I'm having trouble constructing a derivation for the following:

For all x, (Bx -> Ex).
There exists some y such that (Ay -> ~Ey).
Therefore, there exists some z such that (Az ^ ~Bz).

(Don't know how to do the symbols...)

I changed the second premise into (~Aa v ~Ea), but I don't know what to do with that. I can see that if I have Aa to begin with, then Aa -> ~Ea -> ~Bx.

But what if I have ~Ea to begin with? That's what I'm having trouble with.

Or maybe I'm looking at it the wrong way?

Hope someone on here can help me. Thanks in advance.

2. Mar 16, 2010

### Staff: Mentor

I don't think the Philosophy forum is right for this either, so I moved it to Calculus & Beyond. Hopefully somebody here can help. If you can post more info, that will help us all.

3. Mar 17, 2010

### Redbelly98

Staff Emeritus
Note to all:
C -> D means "if C, then D" or "C implies D"
~ means "not", i.e. logical negation
v means "or"
^ means "and"

Okay, so Aa → ~Bx. Maybe you can do something with that, but I don't see how we can get to the required (Aa ^ ~Ba) from there.

Perhaps you should make a truth table, to at least convince yourself that (Aa ^ ~Ba) is true and not an error in the book.

4. Mar 18, 2010

### kote

You can click the far right button on the format bar when you are typing in a message to get the latex reference. $$\exists$$ (\exists), $$\forall$$ (\forall), etc, are all in there under logic.

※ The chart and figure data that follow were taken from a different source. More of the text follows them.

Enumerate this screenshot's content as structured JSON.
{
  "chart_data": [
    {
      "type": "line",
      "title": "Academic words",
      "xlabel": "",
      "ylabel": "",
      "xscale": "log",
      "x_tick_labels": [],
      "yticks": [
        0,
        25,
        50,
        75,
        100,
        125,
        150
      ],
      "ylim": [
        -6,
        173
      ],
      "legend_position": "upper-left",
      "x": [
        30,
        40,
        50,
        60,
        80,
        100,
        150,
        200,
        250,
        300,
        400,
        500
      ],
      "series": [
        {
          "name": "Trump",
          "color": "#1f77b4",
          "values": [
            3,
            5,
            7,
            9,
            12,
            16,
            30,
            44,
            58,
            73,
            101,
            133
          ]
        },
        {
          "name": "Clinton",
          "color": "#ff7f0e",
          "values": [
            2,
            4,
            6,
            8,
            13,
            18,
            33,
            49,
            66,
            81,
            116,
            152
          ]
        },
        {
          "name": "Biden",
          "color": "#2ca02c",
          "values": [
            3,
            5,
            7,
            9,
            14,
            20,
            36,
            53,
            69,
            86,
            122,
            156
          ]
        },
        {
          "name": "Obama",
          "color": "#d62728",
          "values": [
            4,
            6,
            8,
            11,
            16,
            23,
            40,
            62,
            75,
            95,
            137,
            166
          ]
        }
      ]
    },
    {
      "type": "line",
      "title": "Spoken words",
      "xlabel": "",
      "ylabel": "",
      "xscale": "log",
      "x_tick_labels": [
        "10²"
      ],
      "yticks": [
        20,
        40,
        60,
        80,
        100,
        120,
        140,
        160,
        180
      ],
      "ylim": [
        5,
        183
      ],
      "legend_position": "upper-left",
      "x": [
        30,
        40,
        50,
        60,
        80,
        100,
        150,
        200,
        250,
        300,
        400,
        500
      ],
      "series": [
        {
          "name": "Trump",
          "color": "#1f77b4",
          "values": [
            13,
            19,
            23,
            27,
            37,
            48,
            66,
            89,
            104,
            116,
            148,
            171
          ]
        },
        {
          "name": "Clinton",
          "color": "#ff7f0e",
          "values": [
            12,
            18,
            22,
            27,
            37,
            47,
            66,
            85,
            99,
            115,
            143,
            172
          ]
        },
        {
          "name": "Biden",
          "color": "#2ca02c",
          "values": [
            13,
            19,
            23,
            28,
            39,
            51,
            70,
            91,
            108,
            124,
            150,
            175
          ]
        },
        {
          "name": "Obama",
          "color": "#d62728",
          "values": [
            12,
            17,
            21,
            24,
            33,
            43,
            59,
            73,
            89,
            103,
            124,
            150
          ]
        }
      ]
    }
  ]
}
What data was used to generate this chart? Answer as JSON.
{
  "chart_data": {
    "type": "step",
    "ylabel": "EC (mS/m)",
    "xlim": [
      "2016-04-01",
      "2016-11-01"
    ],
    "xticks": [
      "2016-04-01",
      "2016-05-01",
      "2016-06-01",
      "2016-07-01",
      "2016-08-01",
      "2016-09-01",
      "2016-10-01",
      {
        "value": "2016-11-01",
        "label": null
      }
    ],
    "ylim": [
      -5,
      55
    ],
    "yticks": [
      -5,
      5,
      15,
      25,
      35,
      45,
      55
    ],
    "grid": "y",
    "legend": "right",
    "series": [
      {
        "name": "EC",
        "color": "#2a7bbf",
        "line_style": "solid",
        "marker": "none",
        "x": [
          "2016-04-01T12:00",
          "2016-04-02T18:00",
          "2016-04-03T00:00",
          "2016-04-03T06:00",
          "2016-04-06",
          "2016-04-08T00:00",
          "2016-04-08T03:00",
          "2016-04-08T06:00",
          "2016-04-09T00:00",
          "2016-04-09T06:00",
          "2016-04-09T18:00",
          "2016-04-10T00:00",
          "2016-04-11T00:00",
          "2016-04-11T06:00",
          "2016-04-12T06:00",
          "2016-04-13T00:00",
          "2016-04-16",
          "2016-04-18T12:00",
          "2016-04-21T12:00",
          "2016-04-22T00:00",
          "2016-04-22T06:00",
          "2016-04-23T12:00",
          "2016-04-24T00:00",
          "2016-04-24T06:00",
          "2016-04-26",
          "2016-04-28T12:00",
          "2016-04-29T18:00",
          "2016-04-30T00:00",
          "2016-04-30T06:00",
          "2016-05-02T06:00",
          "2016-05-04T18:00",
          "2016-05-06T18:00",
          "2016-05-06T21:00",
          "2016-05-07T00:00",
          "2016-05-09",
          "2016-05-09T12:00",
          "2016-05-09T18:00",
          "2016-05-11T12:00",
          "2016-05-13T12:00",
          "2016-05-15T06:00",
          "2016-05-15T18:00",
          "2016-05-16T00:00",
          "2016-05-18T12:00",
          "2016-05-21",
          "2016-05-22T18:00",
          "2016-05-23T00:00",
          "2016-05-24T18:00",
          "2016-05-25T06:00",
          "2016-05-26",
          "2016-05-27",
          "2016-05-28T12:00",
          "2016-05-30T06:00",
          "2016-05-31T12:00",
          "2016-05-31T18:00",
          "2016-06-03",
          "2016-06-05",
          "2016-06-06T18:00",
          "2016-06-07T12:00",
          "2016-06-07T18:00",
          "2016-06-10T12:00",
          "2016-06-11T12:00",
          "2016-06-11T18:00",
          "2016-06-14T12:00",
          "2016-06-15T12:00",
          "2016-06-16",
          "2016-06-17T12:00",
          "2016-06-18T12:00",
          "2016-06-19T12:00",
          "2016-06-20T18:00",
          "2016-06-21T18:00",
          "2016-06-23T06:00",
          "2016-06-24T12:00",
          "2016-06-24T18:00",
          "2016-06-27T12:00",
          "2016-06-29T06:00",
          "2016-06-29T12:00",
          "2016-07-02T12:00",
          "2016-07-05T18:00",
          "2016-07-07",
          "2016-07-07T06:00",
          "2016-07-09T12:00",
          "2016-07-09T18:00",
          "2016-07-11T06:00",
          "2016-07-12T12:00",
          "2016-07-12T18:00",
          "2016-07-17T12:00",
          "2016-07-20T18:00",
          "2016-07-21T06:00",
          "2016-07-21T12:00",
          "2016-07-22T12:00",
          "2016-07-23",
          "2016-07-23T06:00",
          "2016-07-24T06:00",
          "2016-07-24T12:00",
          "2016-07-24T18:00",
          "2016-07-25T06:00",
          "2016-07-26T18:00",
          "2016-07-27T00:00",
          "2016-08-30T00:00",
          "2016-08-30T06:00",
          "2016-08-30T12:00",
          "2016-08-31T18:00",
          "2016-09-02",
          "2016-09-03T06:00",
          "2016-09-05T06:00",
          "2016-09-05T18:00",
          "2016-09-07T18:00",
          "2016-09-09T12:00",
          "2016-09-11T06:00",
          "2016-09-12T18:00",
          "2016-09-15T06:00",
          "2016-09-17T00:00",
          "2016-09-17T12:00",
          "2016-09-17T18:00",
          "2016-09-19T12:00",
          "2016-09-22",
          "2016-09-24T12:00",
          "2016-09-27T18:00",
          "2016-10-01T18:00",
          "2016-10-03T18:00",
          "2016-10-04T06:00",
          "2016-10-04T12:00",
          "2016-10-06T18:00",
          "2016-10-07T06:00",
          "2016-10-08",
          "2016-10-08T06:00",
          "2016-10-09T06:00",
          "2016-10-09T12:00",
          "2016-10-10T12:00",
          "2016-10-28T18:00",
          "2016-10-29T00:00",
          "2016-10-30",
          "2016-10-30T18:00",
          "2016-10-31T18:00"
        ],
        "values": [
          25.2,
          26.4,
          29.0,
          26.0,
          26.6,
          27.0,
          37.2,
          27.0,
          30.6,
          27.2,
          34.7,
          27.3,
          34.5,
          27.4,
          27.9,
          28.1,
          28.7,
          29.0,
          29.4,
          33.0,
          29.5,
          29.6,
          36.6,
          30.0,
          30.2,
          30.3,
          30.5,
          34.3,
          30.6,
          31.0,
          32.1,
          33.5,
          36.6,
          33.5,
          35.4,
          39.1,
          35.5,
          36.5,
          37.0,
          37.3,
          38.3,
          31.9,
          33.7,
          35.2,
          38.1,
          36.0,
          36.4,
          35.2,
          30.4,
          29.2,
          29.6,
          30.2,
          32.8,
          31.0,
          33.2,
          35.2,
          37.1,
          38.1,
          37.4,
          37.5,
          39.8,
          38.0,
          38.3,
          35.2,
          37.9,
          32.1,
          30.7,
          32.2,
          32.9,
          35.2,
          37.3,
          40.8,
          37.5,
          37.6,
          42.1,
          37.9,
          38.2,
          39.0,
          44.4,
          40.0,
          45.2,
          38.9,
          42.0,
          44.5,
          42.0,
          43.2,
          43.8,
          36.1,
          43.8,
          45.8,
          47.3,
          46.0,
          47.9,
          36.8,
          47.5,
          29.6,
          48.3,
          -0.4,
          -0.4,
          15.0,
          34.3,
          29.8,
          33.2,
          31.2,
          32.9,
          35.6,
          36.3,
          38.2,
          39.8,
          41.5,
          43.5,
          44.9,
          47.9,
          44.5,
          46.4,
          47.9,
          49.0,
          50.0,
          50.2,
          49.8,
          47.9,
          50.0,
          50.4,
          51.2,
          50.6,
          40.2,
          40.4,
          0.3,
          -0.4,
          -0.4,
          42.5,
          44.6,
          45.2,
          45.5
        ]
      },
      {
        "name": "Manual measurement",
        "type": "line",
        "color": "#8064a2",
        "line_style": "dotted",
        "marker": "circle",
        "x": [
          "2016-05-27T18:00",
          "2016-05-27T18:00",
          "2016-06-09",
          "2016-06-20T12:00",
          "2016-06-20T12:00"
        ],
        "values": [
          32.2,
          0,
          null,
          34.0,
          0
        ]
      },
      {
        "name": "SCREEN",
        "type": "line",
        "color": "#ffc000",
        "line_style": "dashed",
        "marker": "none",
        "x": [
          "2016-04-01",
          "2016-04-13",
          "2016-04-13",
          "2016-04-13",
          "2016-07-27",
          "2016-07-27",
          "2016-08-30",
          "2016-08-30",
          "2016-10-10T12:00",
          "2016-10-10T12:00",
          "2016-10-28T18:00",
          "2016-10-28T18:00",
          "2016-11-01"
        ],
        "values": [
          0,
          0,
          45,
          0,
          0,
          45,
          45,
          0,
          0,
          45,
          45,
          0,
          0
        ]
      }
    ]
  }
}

If you have ~Ea to begin with, then from your first premise you can get to ~Ba, which you are looking for in your conclusion. Does that help any? I'm not sure what else you were thinking here. I'm sure the assignment was due by now anyways though :tongue:.

BTW I just found this on the philosophy forum. Symbolic logic is required for majors .

5. Mar 18, 2010

### JSuarez

The argument, as it is, is not correct: from two conditionals, you cannot infer Aa (so you cannot infer its conjunction with anything else).

6. Mar 21, 2010

### Redbelly98

Staff Emeritus
Moderator's note:

We are here to provide help so that the OP, nietzsche, can solve the problem. We are not here to provide the actual solution.

Lacking further input from the OP, I urge people to refrain from providing more help at this point.